Наконец, и самое главное, персонификация «Народа»; он появляется при всех переломных моментах: 5 октября король отказывается подписать Декларацию прав. «Тогда вмешался Париж» (с. 58). 28 февраля 1791 г. «Народу» приходит в голову, что донжон Венсенского замка сообщается подземным ходом с Тюильри и что король убежит через этот ход. К счастью, Лафайет бежит вслед за ним и задерживает его в пути (с. 108). Король собирается уехать в Сен-Клу 18 апреля 1791 г. «„Народ“ помешал ему сделать это» (с. 115); и так далее. Эта эпопея великого безличного «On»[128] замечательно изложена в книге г-на Олара против Тэна (с. 169–177).

204

В сентябре 1792 г. «увидели, что королевская власть бессильна, возмутились…» и ее свергли. Спустя полгода, снова «беспокоятся, боятся, что у жирондистов не будет необходимой энергии…», и их исключают.

Очевидно, что историк-эмпирик будет останавливаться на каждом этом «on», чтобы спросить: кто — «оn»? Сколько? По какому принципу объединенные? Кем представленные? и т. д. Критике известно, что такое 500 или 2000 ремесленников, крестьян или горожан, но неизвестно, что такое «on», «Народ», «Париж» или «Нация». Она не терпит анонимности и неопределенности; как только образуется скопление народа, она желает увидеть, сосчитать и назвать; она вопрошает, что такое этот безымянный «хороший патриот», который выдвигает уместное предложение? Кто это там снизу рукоплещет каждому его слову? Кто этот третий, неожиданно ставший оратором «Народа»?

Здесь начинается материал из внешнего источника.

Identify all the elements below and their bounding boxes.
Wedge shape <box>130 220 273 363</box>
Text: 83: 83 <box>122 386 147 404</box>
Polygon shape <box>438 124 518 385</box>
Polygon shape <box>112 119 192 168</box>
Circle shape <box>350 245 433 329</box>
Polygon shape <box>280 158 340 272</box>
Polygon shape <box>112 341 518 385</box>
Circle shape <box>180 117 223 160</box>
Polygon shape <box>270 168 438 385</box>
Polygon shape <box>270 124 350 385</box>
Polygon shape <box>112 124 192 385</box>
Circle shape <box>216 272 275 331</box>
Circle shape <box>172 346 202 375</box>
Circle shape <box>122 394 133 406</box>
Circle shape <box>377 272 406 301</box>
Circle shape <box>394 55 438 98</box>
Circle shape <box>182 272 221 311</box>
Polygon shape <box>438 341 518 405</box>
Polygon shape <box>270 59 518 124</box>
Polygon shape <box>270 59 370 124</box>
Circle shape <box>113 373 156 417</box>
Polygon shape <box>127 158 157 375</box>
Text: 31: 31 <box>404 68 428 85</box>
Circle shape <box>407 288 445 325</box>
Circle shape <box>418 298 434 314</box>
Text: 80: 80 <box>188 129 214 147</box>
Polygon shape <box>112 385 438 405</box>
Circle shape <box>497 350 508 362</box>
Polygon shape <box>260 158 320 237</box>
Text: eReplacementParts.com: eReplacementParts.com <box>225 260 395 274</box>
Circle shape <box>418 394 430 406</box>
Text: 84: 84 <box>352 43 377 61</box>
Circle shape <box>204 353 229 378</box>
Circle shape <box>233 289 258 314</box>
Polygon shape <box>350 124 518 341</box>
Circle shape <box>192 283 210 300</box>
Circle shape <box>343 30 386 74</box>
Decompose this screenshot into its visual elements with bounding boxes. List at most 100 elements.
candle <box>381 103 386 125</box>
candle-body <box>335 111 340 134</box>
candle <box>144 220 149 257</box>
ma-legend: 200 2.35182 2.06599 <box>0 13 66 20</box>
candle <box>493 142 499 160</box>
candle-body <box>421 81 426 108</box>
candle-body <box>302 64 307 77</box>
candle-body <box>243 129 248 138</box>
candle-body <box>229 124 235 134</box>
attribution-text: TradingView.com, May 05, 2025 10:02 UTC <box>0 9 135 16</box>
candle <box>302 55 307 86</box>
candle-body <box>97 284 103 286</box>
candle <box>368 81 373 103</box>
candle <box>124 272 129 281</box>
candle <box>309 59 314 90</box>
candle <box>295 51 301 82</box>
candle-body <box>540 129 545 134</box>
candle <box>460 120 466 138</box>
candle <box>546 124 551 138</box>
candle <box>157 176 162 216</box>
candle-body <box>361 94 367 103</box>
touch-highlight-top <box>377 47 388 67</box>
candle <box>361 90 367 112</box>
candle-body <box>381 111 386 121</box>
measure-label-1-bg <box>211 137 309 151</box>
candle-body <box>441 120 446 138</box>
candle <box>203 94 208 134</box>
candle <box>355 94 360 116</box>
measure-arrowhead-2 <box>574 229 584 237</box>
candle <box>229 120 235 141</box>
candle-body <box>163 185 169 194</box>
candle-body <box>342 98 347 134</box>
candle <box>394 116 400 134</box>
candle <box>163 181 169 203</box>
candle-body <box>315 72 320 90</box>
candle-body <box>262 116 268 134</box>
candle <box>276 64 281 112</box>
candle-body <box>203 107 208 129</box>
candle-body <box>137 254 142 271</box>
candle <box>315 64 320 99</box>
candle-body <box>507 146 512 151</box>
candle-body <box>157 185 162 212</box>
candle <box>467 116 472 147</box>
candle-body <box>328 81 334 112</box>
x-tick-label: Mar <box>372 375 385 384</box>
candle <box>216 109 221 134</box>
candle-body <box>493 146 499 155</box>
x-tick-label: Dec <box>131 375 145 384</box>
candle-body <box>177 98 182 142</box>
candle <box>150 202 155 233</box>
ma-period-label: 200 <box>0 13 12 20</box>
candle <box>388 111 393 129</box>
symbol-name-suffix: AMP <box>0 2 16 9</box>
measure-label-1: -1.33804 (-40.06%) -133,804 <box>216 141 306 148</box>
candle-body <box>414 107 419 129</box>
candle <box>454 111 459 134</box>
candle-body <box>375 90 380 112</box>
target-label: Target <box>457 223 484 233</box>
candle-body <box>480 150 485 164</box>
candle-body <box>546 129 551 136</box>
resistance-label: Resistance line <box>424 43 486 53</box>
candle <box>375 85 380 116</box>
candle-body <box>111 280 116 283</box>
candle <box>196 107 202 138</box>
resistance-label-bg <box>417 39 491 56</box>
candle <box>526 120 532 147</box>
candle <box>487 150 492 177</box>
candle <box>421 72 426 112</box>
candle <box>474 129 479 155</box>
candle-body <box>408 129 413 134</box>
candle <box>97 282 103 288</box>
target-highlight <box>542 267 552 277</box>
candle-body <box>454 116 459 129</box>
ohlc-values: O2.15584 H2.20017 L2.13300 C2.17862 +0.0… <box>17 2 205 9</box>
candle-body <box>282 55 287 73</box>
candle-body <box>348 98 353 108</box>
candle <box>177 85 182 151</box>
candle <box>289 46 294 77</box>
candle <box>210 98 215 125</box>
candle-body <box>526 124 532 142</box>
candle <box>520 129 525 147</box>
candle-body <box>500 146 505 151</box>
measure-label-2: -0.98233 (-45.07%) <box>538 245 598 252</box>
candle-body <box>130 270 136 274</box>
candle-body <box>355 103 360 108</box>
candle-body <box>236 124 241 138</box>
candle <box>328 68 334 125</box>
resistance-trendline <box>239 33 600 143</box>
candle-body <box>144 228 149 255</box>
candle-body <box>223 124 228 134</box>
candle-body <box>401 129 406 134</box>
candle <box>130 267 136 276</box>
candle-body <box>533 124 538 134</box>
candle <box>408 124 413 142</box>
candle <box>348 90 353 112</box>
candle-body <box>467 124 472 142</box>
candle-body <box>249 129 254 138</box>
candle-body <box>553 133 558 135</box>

Разумеется, г-н Олар никогда не задает таких вопросов. Будем ли мы упрекать его за это? Это было бы столь же несправедливо, как упрекать его за небольшое количество и ограниченный выбор источников. Г-н Олар — не историк-эмпирик. Он историк республиканской защиты, то есть реставратор фикции, созданной по особым законам и в особом духе: по законам социальной пропаганды, общественного мнения Малого Народа.